Ein paar Flaschen Prosecco hätten sie schon locker machen können. Doch auf den mit Herbstlaub gedeckten Tischen an der Delegiertenversammlung der Schweizer Grünen am Samstag stand – Hahnenwasser. Und das, obwohl ihnen vor zwei Wochen Historisches gelungen war: Sie haben am 20. Oktober mehr Sitze im Nationalrat dazugewonnen als je eine andere Partei zuvor in 100 Jahren.
Entsprechend aufgeräumt war die Stimmung im Berner Hotel «National», wo sich die grünen Wahlsieger aus der ganzen Schweiz erstmals nach dem 20. Oktober trafen. Und das musste raus. Als Regula Rytz (57) zu ihrer Präsidialrede anhob, musste sie lange warten – minutenlange Standing Ovations hinderten die Bernerin daran, das Wahlergebnis zu würdigen.
Rytz greift an
Und das tat sie auch. Nach wochenlangem Zögern nämlich erhob Rytz in Bern klar Anspruch auf einen Sitz in der Landesregierung: «Wir gehören in den Bundesrat!», rief sie den Delegierten zu, was diese erneut mit grossem Applaus bedachten.

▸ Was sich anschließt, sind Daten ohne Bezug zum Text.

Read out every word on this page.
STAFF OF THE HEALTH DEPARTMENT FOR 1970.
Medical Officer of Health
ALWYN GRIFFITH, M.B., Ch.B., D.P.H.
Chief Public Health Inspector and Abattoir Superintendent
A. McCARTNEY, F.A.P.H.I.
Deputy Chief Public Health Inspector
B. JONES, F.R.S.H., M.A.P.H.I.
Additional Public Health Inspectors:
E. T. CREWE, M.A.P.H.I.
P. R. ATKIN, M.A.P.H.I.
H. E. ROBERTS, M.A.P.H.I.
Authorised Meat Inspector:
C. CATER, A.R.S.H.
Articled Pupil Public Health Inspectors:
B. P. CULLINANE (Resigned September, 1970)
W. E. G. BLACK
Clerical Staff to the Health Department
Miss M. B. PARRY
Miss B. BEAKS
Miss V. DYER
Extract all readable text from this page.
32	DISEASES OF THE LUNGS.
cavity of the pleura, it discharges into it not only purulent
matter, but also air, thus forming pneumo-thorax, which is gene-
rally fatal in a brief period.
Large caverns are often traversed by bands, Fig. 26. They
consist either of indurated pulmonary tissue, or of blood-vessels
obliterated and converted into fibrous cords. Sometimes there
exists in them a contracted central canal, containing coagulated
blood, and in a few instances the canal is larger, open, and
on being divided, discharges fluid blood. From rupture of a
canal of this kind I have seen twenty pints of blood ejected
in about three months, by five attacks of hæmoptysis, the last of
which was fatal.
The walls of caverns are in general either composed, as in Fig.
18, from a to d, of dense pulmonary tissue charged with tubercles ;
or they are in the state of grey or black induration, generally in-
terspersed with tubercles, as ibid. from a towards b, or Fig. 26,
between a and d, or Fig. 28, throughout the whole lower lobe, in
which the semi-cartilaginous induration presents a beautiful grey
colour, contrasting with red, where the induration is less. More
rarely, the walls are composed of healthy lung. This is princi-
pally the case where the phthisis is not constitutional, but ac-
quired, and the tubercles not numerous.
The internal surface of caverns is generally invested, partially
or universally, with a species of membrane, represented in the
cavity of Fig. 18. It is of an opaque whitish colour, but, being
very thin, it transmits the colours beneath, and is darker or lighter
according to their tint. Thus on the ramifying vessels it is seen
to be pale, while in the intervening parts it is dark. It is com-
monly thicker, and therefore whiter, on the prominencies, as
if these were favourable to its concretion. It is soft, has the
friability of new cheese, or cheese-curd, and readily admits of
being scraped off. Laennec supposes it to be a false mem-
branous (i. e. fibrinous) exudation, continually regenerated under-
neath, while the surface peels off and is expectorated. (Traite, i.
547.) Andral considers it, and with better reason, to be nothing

Im Moment, so fuhr Rytz fort, führe die Parteispitze «intensive Gespräche» mit allen anderen Parteien, um die Chancen für den 11. Dezember auszuloten, wenn die Gesamterneuerungswahl des Bundesrats ansteht.
«In der gleichen Liga wie FDP und CVP»
Rytz unterstrich den grünen Anspruch mehrmals in ihrer Rede: «Wir spielen in der gleichen Liga wie FDP und CVP», sagte sie etwa. Es sei ein tiefgreifender Wandel in der Gesellschaft im Gange, «viel grösser, als sich viele im Bundeshaus vorstellen können». Der Druck der Klimajugend und Frauenbewegung sei endlich in der nationalen Politik angekommen. «Diese Chance müssen wir nutzen.»
Selbst wenn die Eroberung des Bundesrats nicht klappen sollte – und das ist anzunehmen – wollen die Grünen nicht aufgeben. Rytz unterstrich noch einmal, was sie im BLICK-Interview bereits gesagt hatte: Es brauche eine neue Zauberformel für die Zusammensetzung des Bundesrates, die die gesellschaftlichen und politischen Verschiebungen respektiere.
Keine Rücktritte mehr zwischen den Wahlen
Doch das ist noch nicht alles. Rytz forderte auch eine Art «Verbot, dass Bundesräte innerhalb der Legislatur zurücktreten». Der Grund liegt auf der Hand: Die Grünen hätten am 11. Dezember viel bessere Chancen auf den Einzug in die Landesregierung, wenn Doris Leuthard (56) und Johann Schneider-Ammann (67) nicht schon vor einem Jahr, sondern erst jetzt nach den Wahlen zurückgetreten wären.
Denn da würde sich zumindest die Frage einer Abwahl eines amtierenden Bundesrats nicht stellen. Nun aber stehen die Grünen vor der schwierigen Aufgabe, Alliierte für ein solches Manöver zu finden.
Da wartet viel Arbeit. Am Samstag in Bern aber wurde erstmal gefeiert. Prosecco gab es dann doch noch. Bio natürlich.